O levantamento faz parte do documento “Visão da Indústria sobre a COP16”, onde a CNI apresenta sete prioridades da agenda internacional, diretamente ligadas ao setor industrial e ao monitoramento do plano de biodiversidade. O gerente de Recursos Naturais da CNI, Mário Cardoso, destacou o papel das indústrias no desenvolvimento sustentável e como elas têm lidado com os impactos em áreas de biodiversidade.

“Algumas indústrias utilizam recursos da biodiversidade, como as do setor cosmético e farmacêutico, e elas demonstram a relação com as comunidades locais e os conhecimentos tradicionais associados. Outras, mesmo sem usar esses recursos, operam em ambientes naturais e mostram o que estão fazendo para proteger esses ecossistemas,” explicou Cardoso.

Monitoramento e transparência

Um dos pontos centrais defendidos pela CNI é o monitoramento contínuo do Plano de Biodiversidade, com a participação ativa da indústria. A confederação defende a adoção de mecanismos que garantam transparência no acompanhamento das metas estabelecidas, permitindo identificar lacunas e tomar decisões para garantir o cumprimento dos objetivos globais até 2030.

Entre as propostas, estão a participação do setor industrial no desenvolvimento dos indicadores para os relatórios nacionais, o uso de padrões voluntários de sustentabilidade e a promoção de um processo participativo envolvendo a sociedade civil, academia, povos indígenas, e diferentes níveis de governo.

Repartição de benefícios e biologia sintética

A CNI também destacou a importância da repartição de benefícios relacionados à Informação de Sequência Digital (DSI) e a necessidade de procedimentos operacionais simples e transparentes. Segundo o documento, é crucial garantir o direito de acesso e uso desses dados para não inibir investimentos em pesquisa e inovação.

Além disso, o estudo aborda a biologia sintética, defendendo que seus avanços sejam acessíveis globalmente, sem barreiras restritivas que possam inibir a pesquisa e o desenvolvimento na área. A confederação propõe incentivos para capacitação e transferência de tecnologia, especialmente para países em desenvolvimento.

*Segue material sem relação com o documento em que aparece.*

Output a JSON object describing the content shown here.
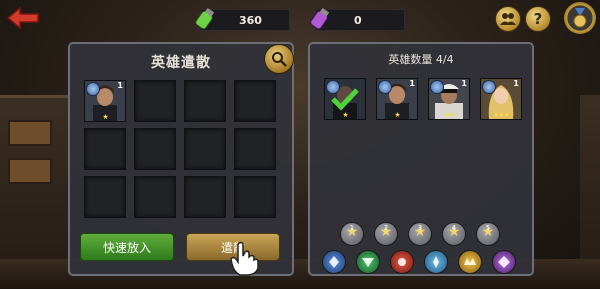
{
  "resources": {
    "green_value": "360",
    "purple_value": "0"
  },
  "top_icons": {
    "help_label": "?"
  },
  "left_panel": {
    "title": "英雄遣散",
    "hero": {
      "level": "1",
      "stars": "★"
    },
    "buttons": {
      "quick_add": "快速放入",
      "dismiss": "遣散"
    }
  },
  "right_panel": {
    "title": "英雄数量 4/4",
    "heroes": [
      {
        "level": "",
        "stars": "★",
        "selected": true
      },
      {
        "level": "1",
        "stars": "★",
        "selected": false
      },
      {
        "level": "1",
        "stars": "★★",
        "selected": false
      },
      {
        "level": "1",
        "stars": "★★★",
        "selected": false
      }
    ],
    "star_filters": [
      "1",
      "2",
      "3",
      "4",
      "5"
    ],
    "class_filters": [
      "blue",
      "green",
      "red",
      "sky",
      "gold",
      "purple"
    ]
  },
  "colors": {
    "accent_gold": "#c9a556",
    "accent_green": "#3f8f2a",
    "star": "#ffd84a"
  }
}
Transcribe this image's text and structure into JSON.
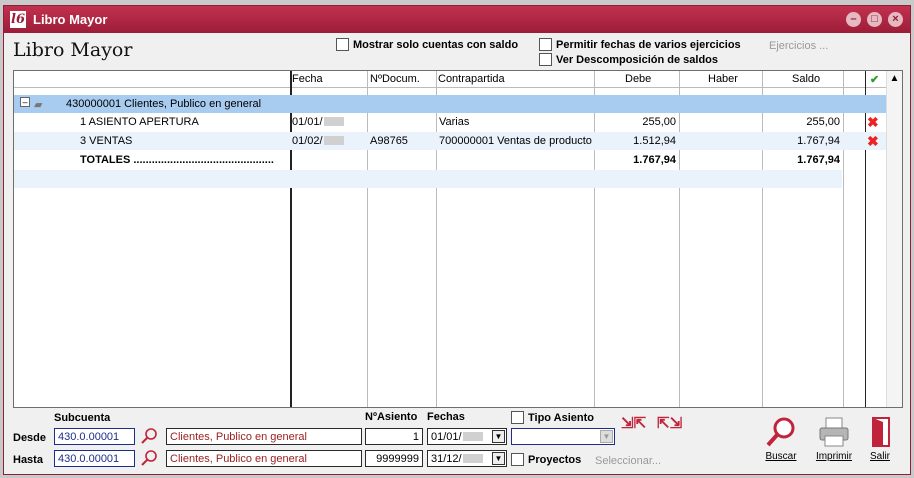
{
  "window": {
    "title": "Libro Mayor",
    "logo": "l6"
  },
  "page_title": "Libro Mayor",
  "options": {
    "solo_saldo": "Mostrar solo cuentas con saldo",
    "varios_ejercicios": "Permitir fechas de varios ejercicios",
    "descomposicion": "Ver Descomposición de saldos",
    "ejercicios": "Ejercicios ..."
  },
  "columns": [
    "Fecha",
    "NºDocum.",
    "Contrapartida",
    "Debe",
    "Haber",
    "Saldo"
  ],
  "account": {
    "label": "430000001 Clientes, Publico en general"
  },
  "rows": [
    {
      "desc": "1 ASIENTO APERTURA",
      "fecha": "01/01/",
      "doc": "",
      "contrapartida": "Varias",
      "debe": "255,00",
      "haber": "",
      "saldo": "255,00"
    },
    {
      "desc": "3 VENTAS",
      "fecha": "01/02/",
      "doc": "A98765",
      "contrapartida": "700000001 Ventas de producto",
      "debe": "1.512,94",
      "haber": "",
      "saldo": "1.767,94"
    }
  ],
  "totals": {
    "label": "TOTALES ..............................................",
    "debe": "1.767,94",
    "saldo": "1.767,94"
  },
  "filters": {
    "subcuenta_label": "Subcuenta",
    "nasiento_label": "NºAsiento",
    "fechas_label": "Fechas",
    "tipo_asiento": "Tipo Asiento",
    "proyectos": "Proyectos",
    "seleccionar": "Seleccionar...",
    "desde": {
      "label": "Desde",
      "cuenta": "430.0.00001",
      "nombre": "Clientes, Publico en general",
      "asiento": "1",
      "fecha": "01/01/"
    },
    "hasta": {
      "label": "Hasta",
      "cuenta": "430.0.00001",
      "nombre": "Clientes, Publico en general",
      "asiento": "9999999",
      "fecha": "31/12/"
    }
  },
  "actions": {
    "buscar": "Buscar",
    "imprimir": "Imprimir",
    "salir": "Salir"
  },
  "colors": {
    "title_bar": "#b0233f",
    "accent_red": "#c0243a",
    "row_highlight": "#a8cbf0"
  }
}
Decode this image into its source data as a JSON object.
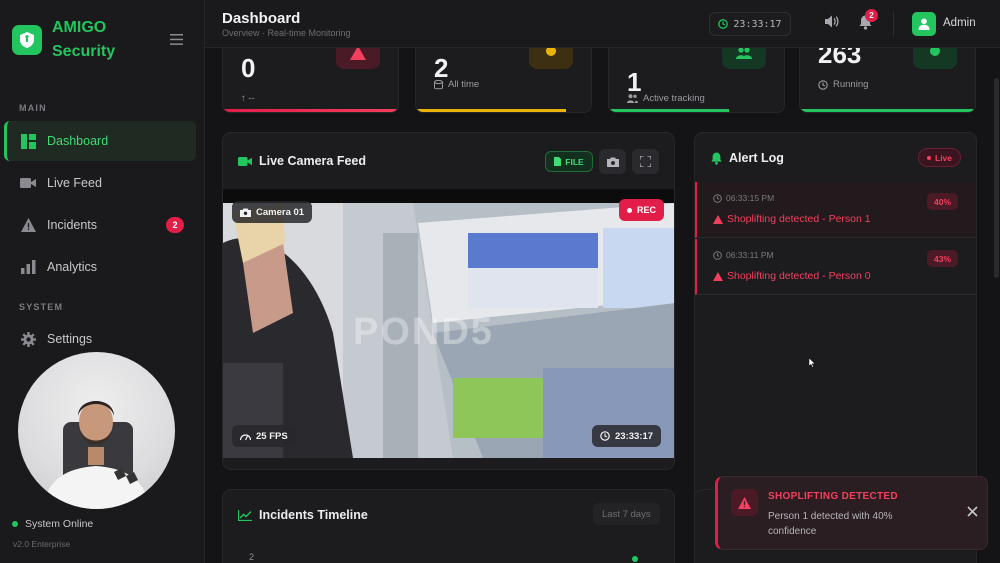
{
  "brand": {
    "name_line1": "AMIGO",
    "name_line2": "Security"
  },
  "sidebar": {
    "main_label": "MAIN",
    "system_label": "SYSTEM",
    "items": [
      {
        "label": "Dashboard",
        "icon": "dashboard-icon",
        "active": true
      },
      {
        "label": "Live Feed",
        "icon": "video-icon"
      },
      {
        "label": "Incidents",
        "icon": "warning-icon",
        "badge": "2"
      },
      {
        "label": "Analytics",
        "icon": "bar-chart-icon"
      },
      {
        "label": "Settings",
        "icon": "gear-icon"
      }
    ],
    "status": "System Online",
    "version": "v2.0 Enterprise"
  },
  "header": {
    "title": "Dashboard",
    "subtitle": "Overview · Real-time Monitoring",
    "clock": "23:33:17",
    "notification_count": "2",
    "user": "Admin"
  },
  "stats": [
    {
      "value": "0",
      "sub": "↑ --",
      "accent": "#e11d48"
    },
    {
      "value": "2",
      "sub": "All time",
      "accent": "#eab308"
    },
    {
      "value": "1",
      "sub": "Active tracking",
      "accent": "#22c55e"
    },
    {
      "value": "263",
      "sub": "Running",
      "accent": "#22c55e"
    }
  ],
  "camera": {
    "title": "Live Camera Feed",
    "file_button": "FILE",
    "camera_name": "Camera 01",
    "rec": "REC",
    "watermark": "POND5",
    "fps": "25 FPS",
    "timestamp": "23:33:17"
  },
  "alerts": {
    "title": "Alert Log",
    "live": "Live",
    "items": [
      {
        "time": "06:33:15 PM",
        "message": "Shoplifting detected - Person 1",
        "confidence": "40%"
      },
      {
        "time": "06:33:11 PM",
        "message": "Shoplifting detected - Person 0",
        "confidence": "43%"
      }
    ]
  },
  "timeline": {
    "title": "Incidents Timeline",
    "range": "Last 7 days",
    "y_tick": "2"
  },
  "toast": {
    "title": "SHOPLIFTING DETECTED",
    "body": "Person 1 detected with 40% confidence"
  },
  "colors": {
    "accent": "#22c55e",
    "danger": "#e11d48",
    "warning": "#eab308"
  }
}
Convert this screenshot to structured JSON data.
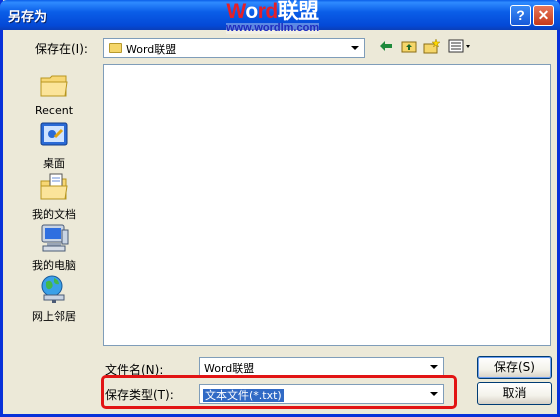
{
  "window": {
    "title": "另存为",
    "help_label": "?",
    "close_label": "✕"
  },
  "watermark": {
    "logo_w": "W",
    "logo_o": "o",
    "logo_rd": "rd",
    "logo_cn": "联盟",
    "url": "www.wordlm.com"
  },
  "save_in": {
    "label": "保存在(I):",
    "value": "Word联盟"
  },
  "toolbar": {
    "back_icon": "back-arrow-icon",
    "up_icon": "up-folder-icon",
    "new_folder_icon": "new-folder-icon",
    "views_icon": "views-menu-icon"
  },
  "places": [
    {
      "label": "Recent",
      "icon": "recent-folder-icon"
    },
    {
      "label": "桌面",
      "icon": "desktop-icon"
    },
    {
      "label": "我的文档",
      "icon": "my-documents-icon"
    },
    {
      "label": "我的电脑",
      "icon": "my-computer-icon"
    },
    {
      "label": "网上邻居",
      "icon": "network-places-icon"
    }
  ],
  "filename": {
    "label": "文件名(N):",
    "value": "Word联盟"
  },
  "filetype": {
    "label": "保存类型(T):",
    "value": "文本文件(*.txt)"
  },
  "buttons": {
    "save": "保存(S)",
    "cancel": "取消"
  },
  "colors": {
    "titlebar": "#0a5ee8",
    "highlight": "#e21414",
    "selection": "#316ac5"
  }
}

Financiamento e mudança climática

Outro ponto crucial é a mobilização de recursos financeiros. O documento sugere o desenvolvimento de diretrizes e boas práticas que incentivem soluções financeiras inovadoras, além de flexibilidade para integrar a biodiversidade ao financiamento privado.

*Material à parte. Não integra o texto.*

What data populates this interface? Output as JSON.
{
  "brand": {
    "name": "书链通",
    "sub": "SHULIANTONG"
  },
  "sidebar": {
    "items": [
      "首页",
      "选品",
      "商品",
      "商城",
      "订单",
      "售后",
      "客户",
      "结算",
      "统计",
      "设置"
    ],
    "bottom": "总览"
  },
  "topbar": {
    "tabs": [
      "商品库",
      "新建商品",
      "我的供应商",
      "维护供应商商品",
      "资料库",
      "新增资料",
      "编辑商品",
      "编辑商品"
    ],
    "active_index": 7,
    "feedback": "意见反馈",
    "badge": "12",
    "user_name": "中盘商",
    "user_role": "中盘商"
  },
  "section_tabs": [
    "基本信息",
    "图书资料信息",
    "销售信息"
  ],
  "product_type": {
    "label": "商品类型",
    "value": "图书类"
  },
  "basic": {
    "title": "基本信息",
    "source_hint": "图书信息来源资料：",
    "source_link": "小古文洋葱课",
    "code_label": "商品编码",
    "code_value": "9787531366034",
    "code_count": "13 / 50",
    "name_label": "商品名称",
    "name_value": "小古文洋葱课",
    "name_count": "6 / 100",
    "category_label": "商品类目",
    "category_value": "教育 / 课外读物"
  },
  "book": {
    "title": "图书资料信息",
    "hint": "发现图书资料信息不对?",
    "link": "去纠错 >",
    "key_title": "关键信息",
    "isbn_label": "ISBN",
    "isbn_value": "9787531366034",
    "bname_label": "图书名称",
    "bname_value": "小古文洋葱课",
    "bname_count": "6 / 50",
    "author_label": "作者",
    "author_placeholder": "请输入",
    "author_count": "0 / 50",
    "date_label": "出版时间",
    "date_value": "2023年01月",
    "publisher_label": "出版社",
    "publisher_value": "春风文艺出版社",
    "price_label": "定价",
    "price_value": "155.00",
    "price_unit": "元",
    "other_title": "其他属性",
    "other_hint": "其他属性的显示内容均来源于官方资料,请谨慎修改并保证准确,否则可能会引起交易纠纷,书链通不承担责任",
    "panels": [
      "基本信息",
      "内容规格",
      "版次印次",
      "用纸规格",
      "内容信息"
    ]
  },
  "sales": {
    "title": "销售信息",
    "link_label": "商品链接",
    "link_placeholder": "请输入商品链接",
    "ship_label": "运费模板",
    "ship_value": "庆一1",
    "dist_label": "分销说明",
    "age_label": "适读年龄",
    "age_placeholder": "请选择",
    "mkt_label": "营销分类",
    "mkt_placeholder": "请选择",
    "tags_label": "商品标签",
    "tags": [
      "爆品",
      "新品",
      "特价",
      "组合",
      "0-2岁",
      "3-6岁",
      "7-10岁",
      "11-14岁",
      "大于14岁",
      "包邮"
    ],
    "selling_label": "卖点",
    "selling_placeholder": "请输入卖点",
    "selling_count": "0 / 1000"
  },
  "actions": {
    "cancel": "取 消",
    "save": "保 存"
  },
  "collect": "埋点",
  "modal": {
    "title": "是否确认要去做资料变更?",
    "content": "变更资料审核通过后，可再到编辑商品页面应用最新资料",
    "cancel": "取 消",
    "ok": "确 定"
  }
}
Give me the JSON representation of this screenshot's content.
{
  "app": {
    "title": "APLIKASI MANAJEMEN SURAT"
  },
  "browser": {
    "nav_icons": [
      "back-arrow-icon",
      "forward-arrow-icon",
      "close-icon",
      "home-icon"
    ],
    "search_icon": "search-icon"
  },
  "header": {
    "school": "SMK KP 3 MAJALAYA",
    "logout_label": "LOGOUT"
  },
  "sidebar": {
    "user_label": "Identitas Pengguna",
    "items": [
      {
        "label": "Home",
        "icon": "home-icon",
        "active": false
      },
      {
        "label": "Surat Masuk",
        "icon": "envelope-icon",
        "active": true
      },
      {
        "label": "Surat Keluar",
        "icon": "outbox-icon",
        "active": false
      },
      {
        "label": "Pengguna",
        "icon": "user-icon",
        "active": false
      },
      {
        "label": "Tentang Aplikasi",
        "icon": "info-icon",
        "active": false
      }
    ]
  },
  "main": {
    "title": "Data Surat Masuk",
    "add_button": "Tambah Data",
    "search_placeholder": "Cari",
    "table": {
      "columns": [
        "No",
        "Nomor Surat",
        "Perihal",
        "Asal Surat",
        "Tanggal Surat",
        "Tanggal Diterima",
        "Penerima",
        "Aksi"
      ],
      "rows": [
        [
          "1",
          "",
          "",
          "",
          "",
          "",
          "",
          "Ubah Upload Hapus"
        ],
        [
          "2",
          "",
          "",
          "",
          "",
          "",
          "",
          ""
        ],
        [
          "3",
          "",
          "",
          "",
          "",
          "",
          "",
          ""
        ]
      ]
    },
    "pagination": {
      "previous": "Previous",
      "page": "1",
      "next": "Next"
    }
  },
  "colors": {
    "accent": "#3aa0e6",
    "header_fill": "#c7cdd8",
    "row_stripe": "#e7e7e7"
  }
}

Por fim, a CNI reforça a necessidade de estratégias que previnam a perda de biodiversidade e potencializem a resiliência dos ecossistemas frente às mudanças climáticas. Uma das propostas é o incentivo a sistemas agroflorestais, combinando árvores e cultivos agrícolas, e o uso de biomassa como fonte de energia renovável.

Com essas diretrizes, a indústria brasileira busca contribuir de forma significativa para a preservação da biodiversidade e o desenvolvimento sustentável, enquanto defende um papel mais ativo e colaborativo na construção de soluções para o futuro do planeta.